Bernie stepped back, hugged the wall. I hugged the wall with him. I got the idea, even kind of remembered us doing it once before: the old hiding-behind-the-opened-door trick. I loved tricks! Next the door would open, and in would stroll whoever was strolling in, with us meanwhile hidden behind the door so the newcomer would just keep strolling, maybe whistling to himself the way humans sometimes did when they thought they were all alone, and then out the door we’d scoot, me and Bernie, into the night and gone.
But that wasn’t what happened; none of it. First, I heard those footsteps again, now clack-clacking not above us but on our level. Then—it sounded like Claudie—came shouting: “What the hell?” An instant later, alarms went off and a red light over the door began flashing. The door itself made a loud firm click. Bernie grabbed the handle and tried to turn it, but it wouldn’t turn.
On the other side, the judge said, “What’s going on?”

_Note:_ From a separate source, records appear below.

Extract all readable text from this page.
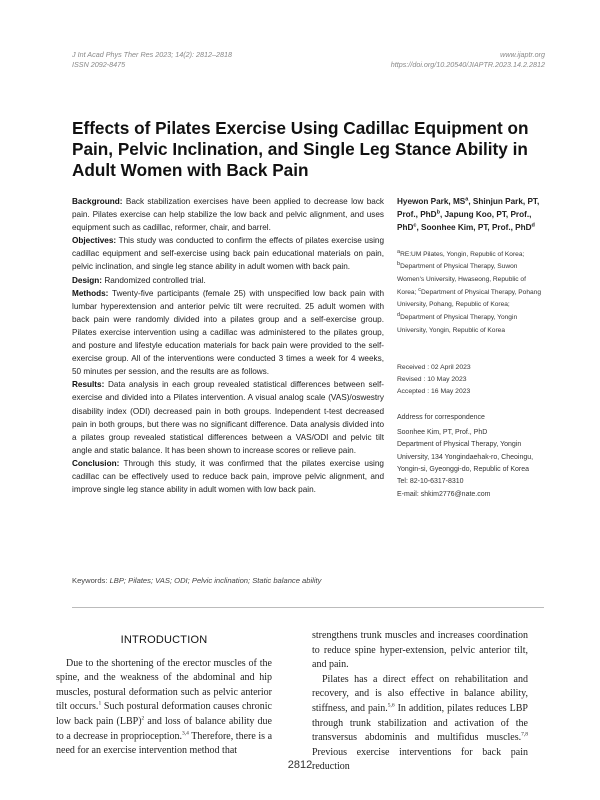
J Int Acad Phys Ther Res 2023; 14(2): 2812–2818
ISSN 2092-8475
www.ijaptr.org
https://doi.org/10.20540/JIAPTR.2023.14.2.2812
Effects of Pilates Exercise Using Cadillac Equipment on Pain, Pelvic Inclination, and Single Leg Stance Ability in Adult Women with Back Pain

Background: Back stabilization exercises have been applied to decrease low back pain. Pilates exercise can help stabilize the low back and pelvic alignment, and uses equipment such as cadillac, reformer, chair, and barrel.

Objectives: This study was conducted to confirm the effects of pilates exercise using cadillac equipment and self-exercise using back pain educational materials on pain, pelvic inclination, and single leg stance ability in adult women with back pain.

Design: Randomized controlled trial.

Methods: Twenty-five participants (female 25) with unspecified low back pain with lumbar hyperextension and anterior pelvic tilt were recruited. 25 adult women with back pain were randomly divided into a pilates group and a self-exercise group. Pilates exercise intervention using a cadillac was administered to the pilates group, and posture and lifestyle education materials for back pain were provided to the self-exercise group. All of the interventions were conducted 3 times a week for 4 weeks, 50 minutes per session, and the results are as follows.

Results: Data analysis in each group revealed statistical differences between self-exercise and divided into a Pilates intervention. A visual analog scale (VAS)/oswestry disability index (ODI) decreased pain in both groups. Independent t-test decreased pain in both groups, but there was no significant difference. Data analysis divided into a pilates group revealed statistical differences between a VAS/ODI and pelvic tilt angle and static balance. It has been shown to increase scores or relieve pain.

Conclusion: Through this study, it was confirmed that the pilates exercise using cadillac can be effectively used to reduce back pain, improve pelvic alignment, and improve single leg stance ability in adult women with low back pain.

Keywords: LBP; Pilates; VAS; ODI; Pelvic inclination; Static balance ability

Hyewon Park, $MS^a$, Shinjun Park, PT, Prof., PhD$^b$, Japung Koo, PT, Prof., PhD$^c$, Soonhee Kim, PT, Prof., PhD$^d$

$^a$RE:UM Pilates, Yongin, Republic of Korea; $^b$Department of Physical Therapy, Suwon Women's University, Hwaseong, Republic of Korea; $^c$Department of Physical Therapy, Pohang University, Pohang, Republic of Korea; $^d$Department of Physical Therapy, Yongin University, Yongin, Republic of Korea

Received : 02 April 2023
Revised : 10 May 2023
Accepted : 16 May 2023
Address for correspondence
Soonhee Kim, PT, Prof., PhD
Department of Physical Therapy, Yongin University, 134 Yongindaehak-ro, Cheoingu, Yongin-si, Gyeonggi-do, Republic of Korea
Tel: 82-10-6317-8310
E-mail: shkim2776@nate.com
INTRODUCTION

Due to the shortening of the erector muscles of the spine, and the weakness of the abdominal and hip muscles, postural deformation such as pelvic anterior tilt occurs.$^1$ Such postural deformation causes chronic low back pain (LBP)$^2$ and loss of balance ability due to a decrease in proprioception.$^{3,4}$ Therefore, there is a need for an exercise intervention method that

strengthens trunk muscles and increases coordination to reduce spine hyper-extension, pelvic anterior tilt, and pain.

Pilates has a direct effect on rehabilitation and recovery, and is also effective in balance ability, stiffness, and pain.$^{5,6}$ In addition, pilates reduces LBP through trunk stabilization and activation of the transversus abdominis and multifidus muscles.$^{7,8}$ Previous exercise interventions for back pain reduction

2812
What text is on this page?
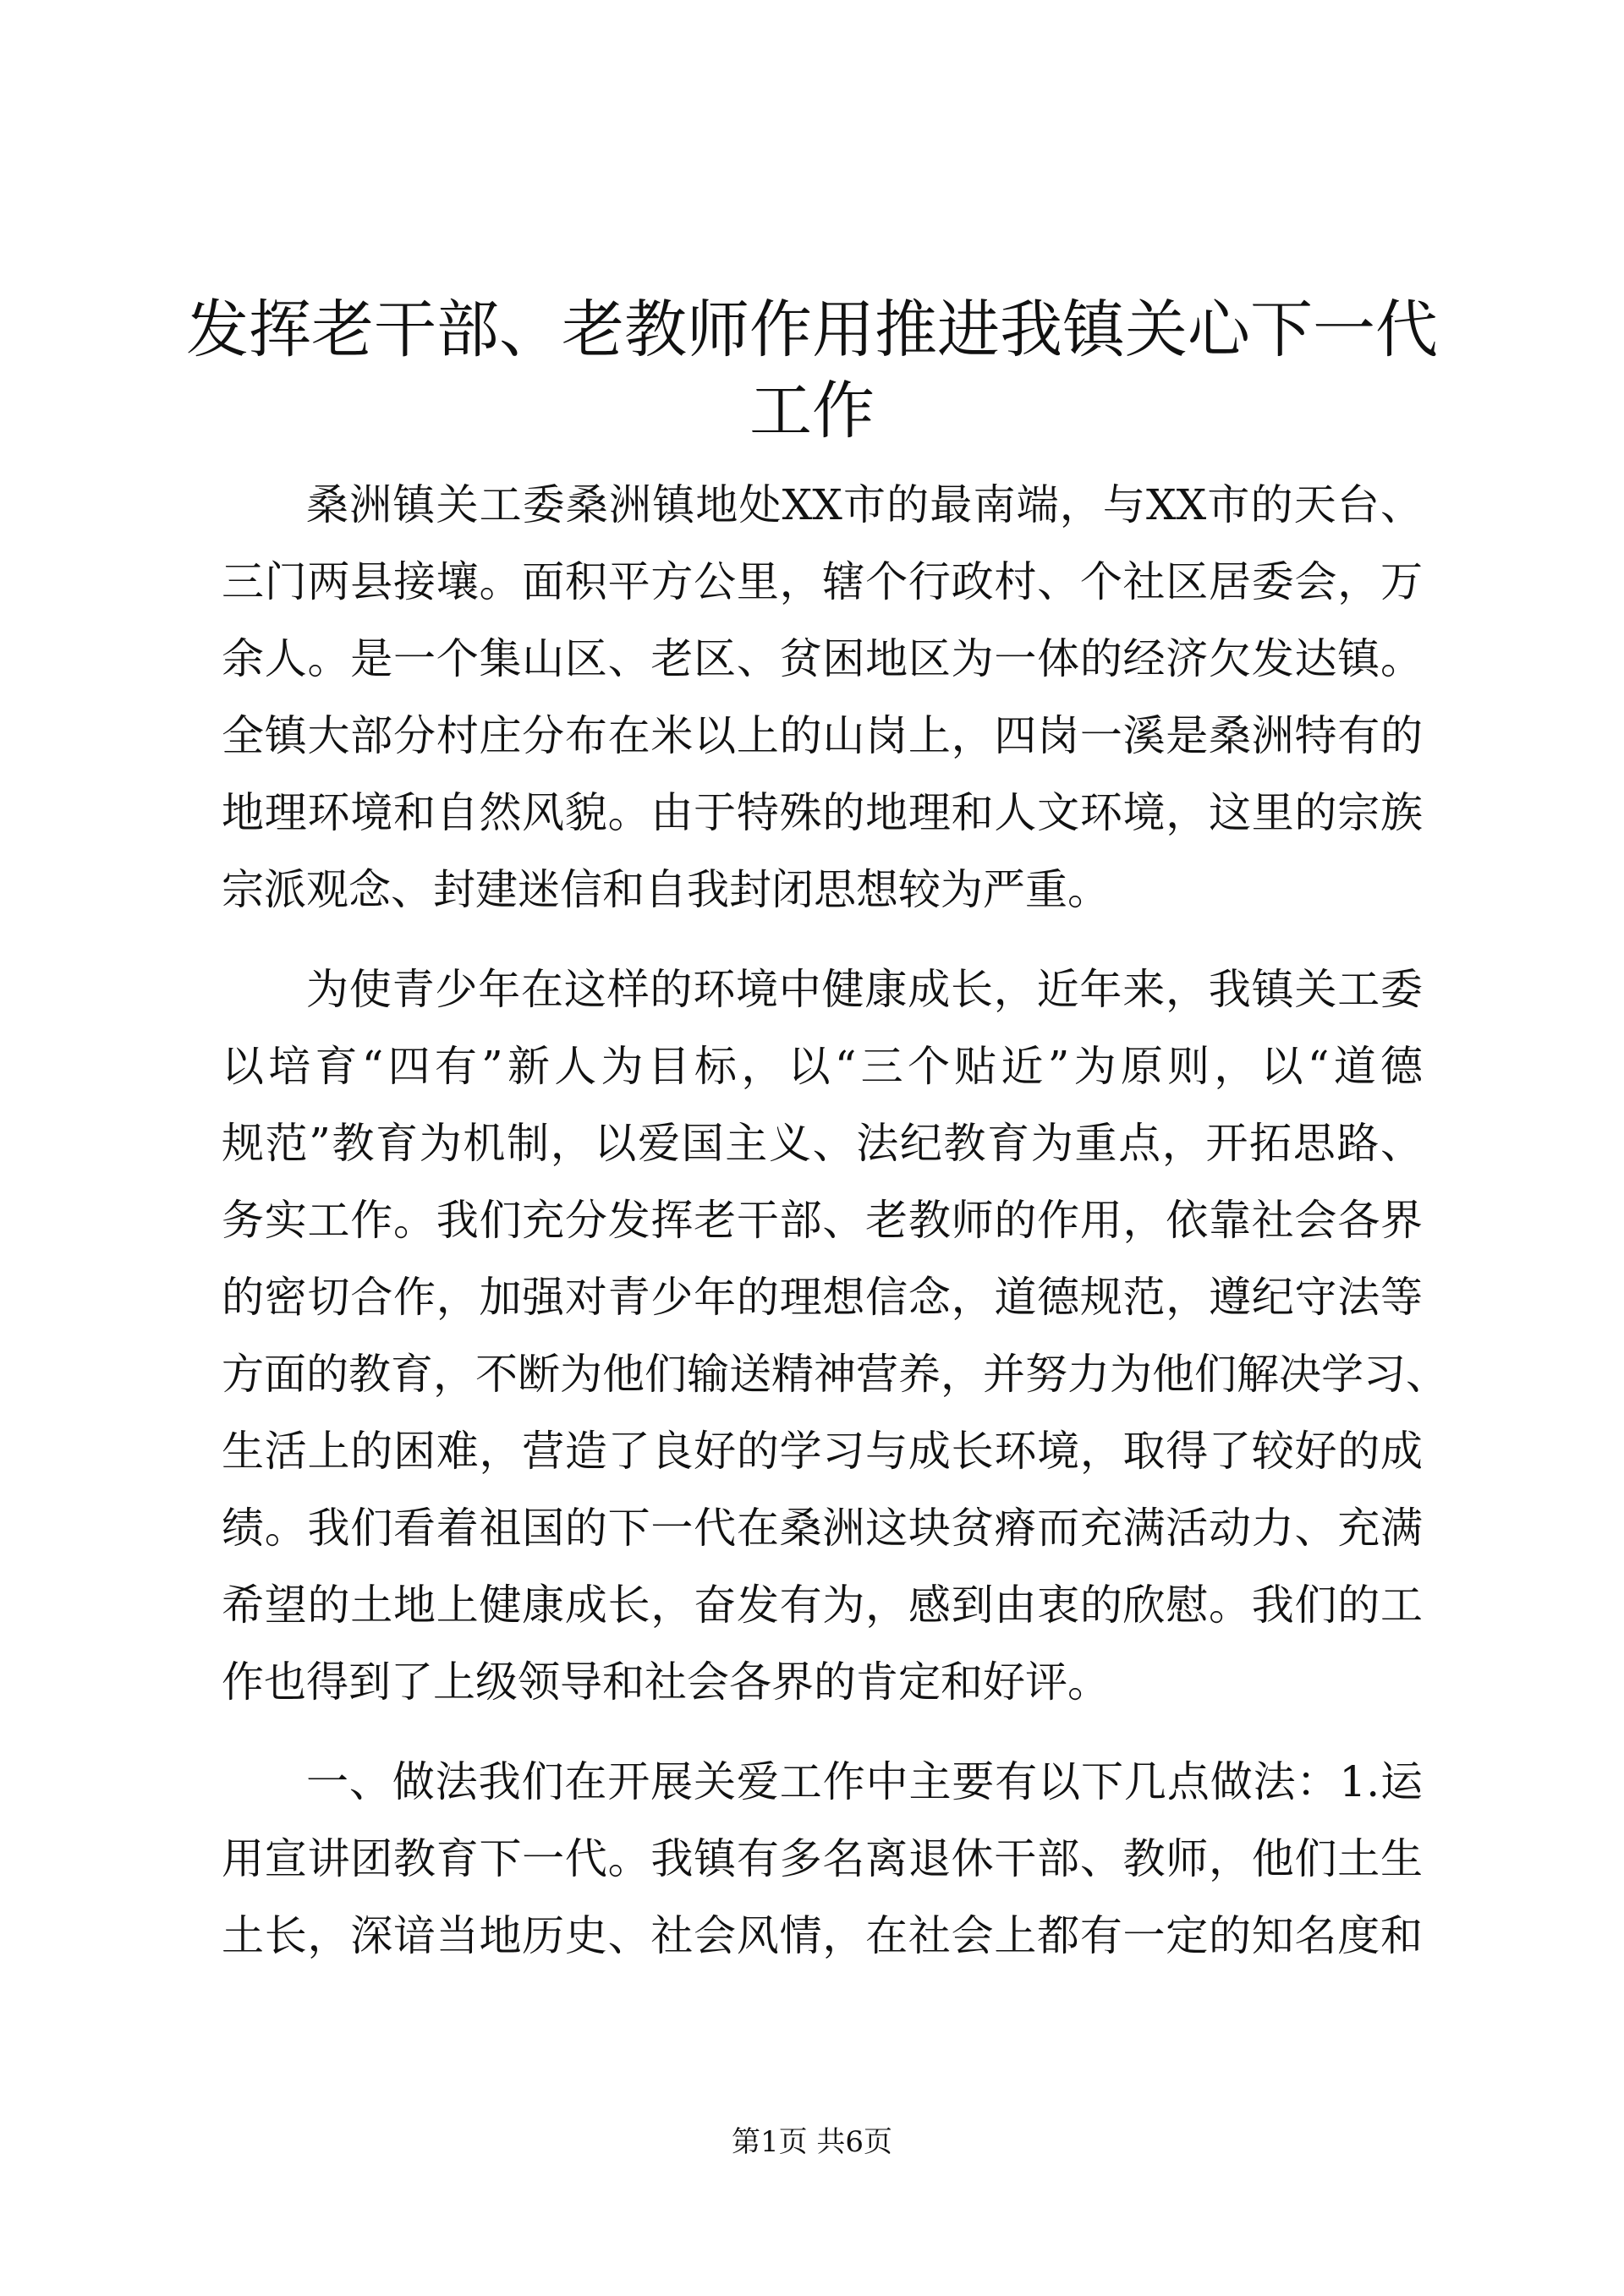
发挥老干部、老教师作用推进我镇关心下一代
工作
桑洲镇关工委桑洲镇地处XX市的最南端，与XX市的天台、
三门两县接壤。面积平方公里，辖个行政村、个社区居委会，万
余人。是一个集山区、老区、贫困地区为一体的经济欠发达镇。
全镇大部分村庄分布在米以上的山岗上，四岗一溪是桑洲特有的
地理环境和自然风貌。由于特殊的地理和人文环境，这里的宗族
宗派观念、封建迷信和自我封闭思想较为严重。
为使青少年在这样的环境中健康成长，近年来，我镇关工委
以培育“四有”新人为目标，以“三个贴近”为原则，以“道德
规范”教育为机制，以爱国主义、法纪教育为重点，开拓思路、
务实工作。我们充分发挥老干部、老教师的作用，依靠社会各界
的密切合作，加强对青少年的理想信念，道德规范，遵纪守法等
方面的教育，不断为他们输送精神营养，并努力为他们解决学习、
生活上的困难，营造了良好的学习与成长环境，取得了较好的成
绩。我们看着祖国的下一代在桑洲这块贫瘠而充满活动力、充满
希望的土地上健康成长，奋发有为，感到由衷的欣慰。我们的工
作也得到了上级领导和社会各界的肯定和好评。
一、做法我们在开展关爱工作中主要有以下几点做法：1.运
用宣讲团教育下一代。我镇有多名离退休干部、教师，他们土生
土长，深谙当地历史、社会风情，在社会上都有一定的知名度和
第1页 共6页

Bernie pivoted, facing back down the corridor. At about the same time, Mack and Claudie came running around the corner. Claudie—he had a bandage wrapped around his head, nice to see—was reaching for the gun on his hip and Mack was waving a nightstick. We were trapped, a feeling I hated. But Bernie and I could handle these dudes, no problem, as long as I took Claudie down before he brought that gun into play.
I charged forward, full speed.
“No, Chet!”
That was Bernie, saying something behind me, something I didn’t quite catch. I bounded toward those two deputies, bad guys for sure despite the stars twinkling on their chests. Growling started up—wild, savage, dangerous; that was me, bucko, better believe it. Mack and Claudie skidded to a stop, their eyes widening in fear, no doubt about it and no surprise: that growling was coming close to scaring me, kind of crazy. Claudie pulled the gun from his holster, but before he could raise it, I hurled myself on him, front paws right in his face, and teeth bared as much as I could bare them. You’re going down, bad dude, and staying down. I remember having that thought. I also remember catching a glimpse, off to the side, of Mack’s nightstick—it had one of those lead-weighted ends—swinging my way in a hurry.